And “stupid” needs redefinition, because it was precisely the most educated sectors of the US electorate whose thinking failed us.
Issues and positions were not at play here, clearly, not when the extreme, radical, alternative was Trump. Many voted against Harris as much as for Trump, but for the reasons I state, not because, e.g., voters were voting against a Democratic party successfully tarred as left-wing. Harris is solidly moderate, centrist, as is Biden, and only dynamics other than well known facts could have led any voters to imagine her as extreme in any way.
As we know, Latino men, and men, as a group, tended heavily to Trump. Patriarchy is alive and extremely powerful; in the case of Latino men, clearly overriding racial identity and solidarity. When race is up against patriarchy, patriarchy wins. Obama winning — twice — and Hillary Clinton losing backs that proposition.
In the case of white men voting Trump, it was not even a contest between identities, a conflict. It was pure misogyny, the crudest male chauvinism; male “identity politics”– behavior that supposedly marks the left end of the spectrum– in the successful branding of those no less marked by it.
I kept saying: what those of us who supported Harris found revolting in Trump and his friends, half the US electorate (at least), found APPEALING. That is what we rational types, wedded to facts, records, empirical reality, substantiated cause and effect, were not taking in. I pity Professor Timothy Snyder, the eminent historian, who spent months trying to convince people of Trump’s danger to democracy, to the world, because of his associations, including business associations and interests, with tyrants and demagogues, in particular, with Putin. As if, once explained, it is self-evident that the rule of law embedded in founding, inalienable principles and rights, and constitutional, accountable, democracy, with enforced rules of succession, is the best governing system, and that autocracy and “tyranny” (to cite the title of one of Snyder’s books), and the corruption inevitably associated with them, are bad.

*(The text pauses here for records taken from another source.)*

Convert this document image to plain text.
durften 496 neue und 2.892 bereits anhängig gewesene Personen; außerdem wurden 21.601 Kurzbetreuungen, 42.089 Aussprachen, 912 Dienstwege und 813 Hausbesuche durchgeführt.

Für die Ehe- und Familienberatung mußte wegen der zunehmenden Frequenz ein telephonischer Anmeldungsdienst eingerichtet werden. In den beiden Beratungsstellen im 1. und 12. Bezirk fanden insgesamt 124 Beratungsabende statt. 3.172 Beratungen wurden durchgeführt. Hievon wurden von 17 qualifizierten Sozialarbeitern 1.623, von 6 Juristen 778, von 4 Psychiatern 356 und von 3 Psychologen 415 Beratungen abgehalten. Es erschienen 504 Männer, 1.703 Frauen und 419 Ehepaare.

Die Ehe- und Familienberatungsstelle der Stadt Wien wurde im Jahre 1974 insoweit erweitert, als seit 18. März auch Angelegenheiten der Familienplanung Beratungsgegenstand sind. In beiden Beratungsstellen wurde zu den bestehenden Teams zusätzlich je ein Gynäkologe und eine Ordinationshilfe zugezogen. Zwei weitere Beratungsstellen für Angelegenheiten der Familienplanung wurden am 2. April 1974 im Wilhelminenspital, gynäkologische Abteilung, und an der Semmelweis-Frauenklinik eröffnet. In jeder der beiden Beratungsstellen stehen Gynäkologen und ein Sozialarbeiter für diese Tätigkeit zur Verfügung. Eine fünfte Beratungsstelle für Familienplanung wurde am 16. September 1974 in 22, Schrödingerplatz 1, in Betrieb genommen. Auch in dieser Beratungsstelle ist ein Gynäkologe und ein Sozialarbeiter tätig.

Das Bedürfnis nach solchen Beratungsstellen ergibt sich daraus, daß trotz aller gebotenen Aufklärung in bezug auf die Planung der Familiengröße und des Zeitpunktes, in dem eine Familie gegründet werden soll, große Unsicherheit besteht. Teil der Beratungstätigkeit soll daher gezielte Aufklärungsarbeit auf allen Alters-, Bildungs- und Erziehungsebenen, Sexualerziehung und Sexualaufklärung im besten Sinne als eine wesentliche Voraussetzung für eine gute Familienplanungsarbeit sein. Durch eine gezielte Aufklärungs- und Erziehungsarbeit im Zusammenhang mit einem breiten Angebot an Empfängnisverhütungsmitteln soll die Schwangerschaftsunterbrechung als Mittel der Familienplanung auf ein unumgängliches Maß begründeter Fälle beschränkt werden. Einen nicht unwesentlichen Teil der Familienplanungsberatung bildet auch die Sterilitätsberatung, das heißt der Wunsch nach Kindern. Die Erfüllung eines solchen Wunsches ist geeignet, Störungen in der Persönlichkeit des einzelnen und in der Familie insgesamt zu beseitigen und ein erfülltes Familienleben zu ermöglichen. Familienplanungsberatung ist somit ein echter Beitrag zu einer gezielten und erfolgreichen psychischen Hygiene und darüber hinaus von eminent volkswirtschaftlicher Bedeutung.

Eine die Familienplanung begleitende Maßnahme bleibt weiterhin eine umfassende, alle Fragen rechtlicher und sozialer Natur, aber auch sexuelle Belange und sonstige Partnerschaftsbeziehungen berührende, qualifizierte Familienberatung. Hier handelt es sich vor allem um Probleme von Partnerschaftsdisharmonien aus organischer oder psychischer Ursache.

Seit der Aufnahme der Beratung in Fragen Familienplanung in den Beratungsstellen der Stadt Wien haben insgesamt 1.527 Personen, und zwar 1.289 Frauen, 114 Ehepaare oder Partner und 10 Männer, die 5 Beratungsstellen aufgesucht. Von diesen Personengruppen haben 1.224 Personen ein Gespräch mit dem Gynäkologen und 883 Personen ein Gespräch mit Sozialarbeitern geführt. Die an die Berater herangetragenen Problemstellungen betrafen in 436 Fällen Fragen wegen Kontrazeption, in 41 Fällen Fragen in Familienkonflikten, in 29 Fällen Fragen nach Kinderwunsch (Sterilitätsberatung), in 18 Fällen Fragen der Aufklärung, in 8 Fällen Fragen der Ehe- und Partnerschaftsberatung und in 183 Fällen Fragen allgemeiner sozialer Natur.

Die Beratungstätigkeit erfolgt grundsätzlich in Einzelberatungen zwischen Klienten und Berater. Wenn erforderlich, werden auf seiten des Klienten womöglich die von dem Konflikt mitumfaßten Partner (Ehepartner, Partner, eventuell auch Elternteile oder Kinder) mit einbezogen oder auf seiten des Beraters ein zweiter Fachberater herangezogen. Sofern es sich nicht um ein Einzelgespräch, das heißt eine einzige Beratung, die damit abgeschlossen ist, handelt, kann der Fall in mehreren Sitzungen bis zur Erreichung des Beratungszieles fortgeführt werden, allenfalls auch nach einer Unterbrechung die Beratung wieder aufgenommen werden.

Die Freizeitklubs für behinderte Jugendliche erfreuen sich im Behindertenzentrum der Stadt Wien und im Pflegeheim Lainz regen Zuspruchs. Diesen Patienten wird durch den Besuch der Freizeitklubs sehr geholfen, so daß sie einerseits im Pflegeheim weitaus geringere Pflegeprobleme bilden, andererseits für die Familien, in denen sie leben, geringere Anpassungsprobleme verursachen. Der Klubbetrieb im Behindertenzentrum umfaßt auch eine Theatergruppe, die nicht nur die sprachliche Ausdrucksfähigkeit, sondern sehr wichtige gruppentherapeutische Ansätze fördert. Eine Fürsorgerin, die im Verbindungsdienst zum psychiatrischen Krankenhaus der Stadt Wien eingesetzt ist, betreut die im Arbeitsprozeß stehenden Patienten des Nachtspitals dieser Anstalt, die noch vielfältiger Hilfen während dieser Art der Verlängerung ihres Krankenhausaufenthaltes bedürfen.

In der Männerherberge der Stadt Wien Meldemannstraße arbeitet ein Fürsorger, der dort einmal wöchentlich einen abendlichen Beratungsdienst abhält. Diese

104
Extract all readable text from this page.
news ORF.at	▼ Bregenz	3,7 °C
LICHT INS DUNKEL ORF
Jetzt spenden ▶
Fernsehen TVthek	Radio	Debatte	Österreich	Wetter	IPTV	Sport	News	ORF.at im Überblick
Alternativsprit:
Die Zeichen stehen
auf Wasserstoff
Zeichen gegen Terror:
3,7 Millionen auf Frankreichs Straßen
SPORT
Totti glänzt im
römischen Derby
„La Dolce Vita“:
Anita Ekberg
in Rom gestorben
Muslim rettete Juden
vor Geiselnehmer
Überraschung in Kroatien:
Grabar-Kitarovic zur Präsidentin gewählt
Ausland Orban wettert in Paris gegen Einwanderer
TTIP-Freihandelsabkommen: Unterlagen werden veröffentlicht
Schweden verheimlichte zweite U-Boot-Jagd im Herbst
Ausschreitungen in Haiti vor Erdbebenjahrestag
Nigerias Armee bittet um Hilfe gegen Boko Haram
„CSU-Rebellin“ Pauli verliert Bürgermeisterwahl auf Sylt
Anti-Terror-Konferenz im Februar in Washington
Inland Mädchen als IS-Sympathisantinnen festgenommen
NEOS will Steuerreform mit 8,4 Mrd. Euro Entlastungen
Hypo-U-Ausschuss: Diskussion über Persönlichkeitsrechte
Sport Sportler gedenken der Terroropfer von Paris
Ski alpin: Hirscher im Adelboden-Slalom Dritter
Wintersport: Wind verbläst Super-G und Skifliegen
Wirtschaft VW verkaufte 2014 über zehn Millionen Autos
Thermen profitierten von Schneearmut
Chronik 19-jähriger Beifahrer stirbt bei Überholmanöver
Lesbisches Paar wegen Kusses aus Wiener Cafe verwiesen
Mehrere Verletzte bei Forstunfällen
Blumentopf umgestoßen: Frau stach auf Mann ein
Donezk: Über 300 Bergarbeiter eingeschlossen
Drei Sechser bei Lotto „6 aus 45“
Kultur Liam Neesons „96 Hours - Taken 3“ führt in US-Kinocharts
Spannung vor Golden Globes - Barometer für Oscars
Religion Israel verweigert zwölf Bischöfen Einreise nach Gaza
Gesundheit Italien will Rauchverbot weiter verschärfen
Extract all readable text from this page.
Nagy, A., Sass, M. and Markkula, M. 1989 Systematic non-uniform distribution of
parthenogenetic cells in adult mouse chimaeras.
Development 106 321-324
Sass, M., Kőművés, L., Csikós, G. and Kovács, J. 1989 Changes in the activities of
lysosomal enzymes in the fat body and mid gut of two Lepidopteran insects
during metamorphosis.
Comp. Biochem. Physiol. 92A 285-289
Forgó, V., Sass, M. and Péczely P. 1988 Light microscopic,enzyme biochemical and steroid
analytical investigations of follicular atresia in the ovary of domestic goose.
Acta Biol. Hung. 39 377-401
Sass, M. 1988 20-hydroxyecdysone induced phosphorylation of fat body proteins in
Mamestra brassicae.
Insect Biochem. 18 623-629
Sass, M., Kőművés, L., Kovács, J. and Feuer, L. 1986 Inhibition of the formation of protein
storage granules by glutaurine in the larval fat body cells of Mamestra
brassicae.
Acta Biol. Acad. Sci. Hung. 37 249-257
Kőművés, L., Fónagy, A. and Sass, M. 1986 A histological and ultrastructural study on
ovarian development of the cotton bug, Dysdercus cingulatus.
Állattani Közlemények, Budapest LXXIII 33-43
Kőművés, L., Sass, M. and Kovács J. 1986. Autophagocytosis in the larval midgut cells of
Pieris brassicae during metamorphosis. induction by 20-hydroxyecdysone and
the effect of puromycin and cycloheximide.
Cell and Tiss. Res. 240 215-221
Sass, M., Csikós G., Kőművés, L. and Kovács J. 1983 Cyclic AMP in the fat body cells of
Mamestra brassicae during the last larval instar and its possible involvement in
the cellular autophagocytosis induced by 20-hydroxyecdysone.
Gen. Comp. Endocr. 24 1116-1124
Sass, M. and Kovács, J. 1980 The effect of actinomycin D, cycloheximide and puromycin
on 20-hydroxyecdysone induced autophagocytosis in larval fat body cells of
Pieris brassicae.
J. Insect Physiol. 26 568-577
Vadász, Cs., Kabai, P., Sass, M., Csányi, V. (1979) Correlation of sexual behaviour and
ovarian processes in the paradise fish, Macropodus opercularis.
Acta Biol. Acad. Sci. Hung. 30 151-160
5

All it takes is explaining (and thoroughly demonstrating) this as Sydner does in his books; the right action is then self-evident. Only it isn’t self-evident. Not at all.
Our revulsion, our empirically argued positions, were/ are, not only not self-evident; half the US electorate found them irrelevant, or worse– repellant, the arguments of “elitists.” Arguments about law and the rule of law, about fair tax policy, health, economic, climate policy, about mental stability, even, hit teflon.
We are now contending with unrestrained patriarchy. With a celebration of power in its own right, as its own justification (this is a major definition of fascism and a component, as well, of patriarchy, albeit, in the latter, justified with many rationalizations, religious, pseudo-biological-racist). We are contending with a celebration, a vindication, of privilege and oppression, of utter corruption—with glorification of it. Trump’s convictions, his incitement to violence, glorification of violence and of violent people, his abuse of women, did not work against him, as we rationals absurdly expected; they worked for him with many, who rationalized and celebrated all that– and it did not deter tens of millions of others who don’t necessarily like violence (against others, always, against others).
Unrestrained patriarchy, and a host of other, allied, mortifying dangers, very much including fascism, face us.
The elevation of all that in the US has grave implications for us here, in Israel.
And those of us who are very worried about here had better start coming up with arguments that don’t just satisfy us and are self-evident to us, but that reach those not already convinced. The worst among us are masters of reading popular emotions, the psychology of the masses, and of manipulating them. The opposition — in all senses of that word — had better start learning some new lessons in marketing. In politics. Because being right is not nearly enough.